We are back at Windsor Locks. Not a day too soon. We both feel very physically tired from riding such a heavy bike. Now to see if we can get it all back into the bags that brought it here and on to the plane.
Finally a wide, soft seat
We left the Hudson River Valley from Hudson, NY. Summer had finally arrived. Temps were in the 90's and the humidity was too. We had to find a way through the southern end of the Berkshires. We traveled east to a small town, near the MA border, Hillsdale, NY. We were sitting in the shade at the library eating some lunch when a local cyclist started talking to us. Our plan was to ride down a secondary highway, but he convinced us to take an alternate road. What a sweet route it was. We climbed up a moderate hill, where the views were fantastic and there was virtually no traffic, onto a 3 mile rail trail, from the state park, then onto another small road that was shady and quiet. All in all, 15 to 17 miles of quiet roads. It was blissful.
After that we returned to the Hwy, but it had good shoulder, so it was safe even if loud. Oh yes, I should mention that we hit our highest speed of this trip. We descended a long hill. There was a sign at the top warning drivers not to coast, but hey we could never pedal that fast. In a moment of low blood sugar thinking I did not apply the drag brake. I looked down at the speedo and whoa over 53 mph. When we checked the max speed that night it was 56.3. Again images of a front tire flat flash through my mind and I wonder what kind of carnage we would have left on the road. The opportunity arose one more time for a high speed descent the next day, but I wisely kept us to about 45 mph. I don't know if 10 mph makes that much difference on a bike, but it sure feels like it.

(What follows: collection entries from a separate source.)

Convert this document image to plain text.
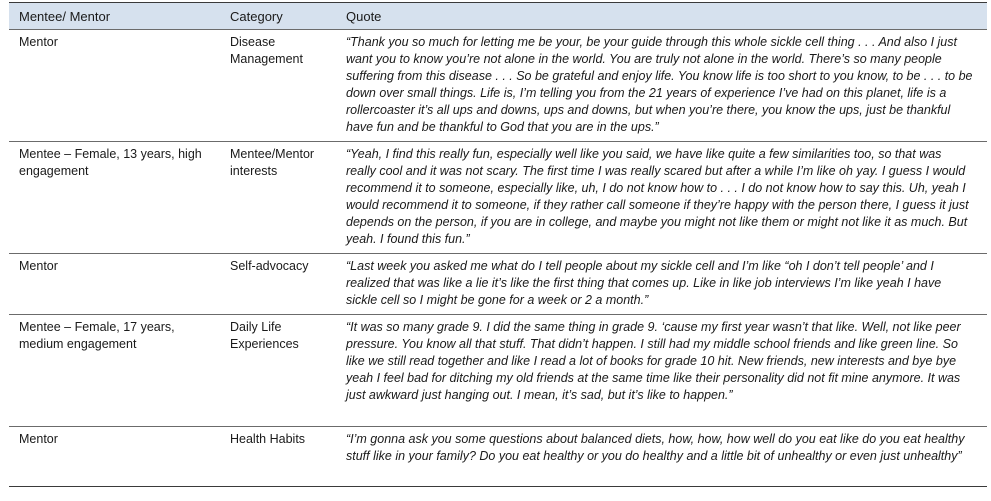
Mentee/ Mentor	Category	Quote
Mentor	Disease Management	“Thank you so much for letting me be your, be your guide through this whole sickle cell thing . . . And also I just want you to know you’re not alone in the world. You are truly not alone in the world. There’s so many people suffering from this disease . . . So be grateful and enjoy life. You know life is too short to you know, to be . . . to be down over small things. Life is, I’m telling you from the 21 years of experience I’ve had on this planet, life is a rollercoaster it’s all ups and downs, ups and downs, but when you’re there, you know the ups, just be thankful have fun and be thankful to God that you are in the ups.”
Mentee – Female, 13 years, high engagement	Mentee/Mentor interests	“Yeah, I find this really fun, especially well like you said, we have like quite a few similarities too, so that was really cool and it was not scary. The first time I was really scared but after a while I’m like oh yay. I guess I would recommend it to someone, especially like, uh, I do not know how to . . . I do not know how to say this. Uh, yeah I would recommend it to someone, if they rather call someone if they’re happy with the person there, I guess it just depends on the person, if you are in college, and maybe you might not like them or might not like it as much. But yeah. I found this fun.”
Mentor	Self-advocacy	“Last week you asked me what do I tell people about my sickle cell and I’m like “oh I don’t tell people’ and I realized that was like a lie it’s like the first thing that comes up. Like in like job interviews I’m like yeah I have sickle cell so I might be gone for a week or 2 a month.”
Mentee – Female, 17 years, medium engagement	Daily Life Experiences	“It was so many grade 9. I did the same thing in grade 9. ‘cause my first year wasn’t that like. Well, not like peer pressure. You know all that stuff. That didn’t happen. I still had my middle school friends and like green line. So like we still read together and like I read a lot of books for grade 10 hit. New friends, new interests and bye bye yeah I feel bad for ditching my old friends at the same time like their personality did not fit mine anymore. It was just awkward just hanging out. I mean, it’s sad, but it’s like to happen.”
Mentor	Health Habits	“I’m gonna ask you some questions about balanced diets, how, how, how well do you eat like do you eat healthy stuff like in your family? Do you eat healthy or you do healthy and a little bit of unhealthy or even just unhealthy”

We camped that night in a really nice campground just outside of East Canaan, CT. The tent sites are normally $51 a night.(gasp!), but they love cyclists and we were charged a whopping $20. We were in a sunny site and it was hot, but summers in the NE are prone to thunder showers in the late afternoon. Within minutes it clouded over and was very muggy. We stowed everything in the tent and shortly after dark there was an announcement on the campground speakers that a severe thunder storm warning had been issued for the area. One of the seasonal campers that we had talked to a little earlier came over to our tent and told us they were leaving for home, but that we were welcome to seek shelter on their front porch if the weather got too violent. "Feel free to watch our TV," she said. We have actually sat out a thunderstorm before in our tent so we weren't too worried. Marty was actually praying for wind as he felt like he was melting in the heat of the tent. (We later determined that he was pretty dehydrated from the ride and was over heated. He really did not feel well and I was worried that he was getting sick. That would not be good as I am too short to captain the bike.) It rained, but the wind never blew and the storm never really developed. We sweated the night away in the tent.
We woke up to partly cloudy skies, heat, and humidity. Fortunately, we had a short ride into Windsor Locks, but we were not done climbing. Even though this day had less total altitude then the day before, the hills were steeper and even a bit longer. We would slog our way up one long hill, then descend a long hill pretty much all day. By now, we were very good at standing on the bike, so it was sit and grind a bit, stand a bit until we would reach the top. Cars were amazingly patient and gave us plenty of space. I never once felt threatened and it was a pretty busy road. It was however, very scenic so we stopped and got lots of pictures.
Can you spot the cell phone tower?
Here are some of the numbers We rode 1453 miles, climbed over 53,600 feet, and rode for 127.3 hours, but who's counting. We averaged 50.1 miles per day, 4.3 hours ride time per day, and 11.4 mph. Not too bad for a tandem bike that we are pretty sure weighs about 200 lbs without us on it.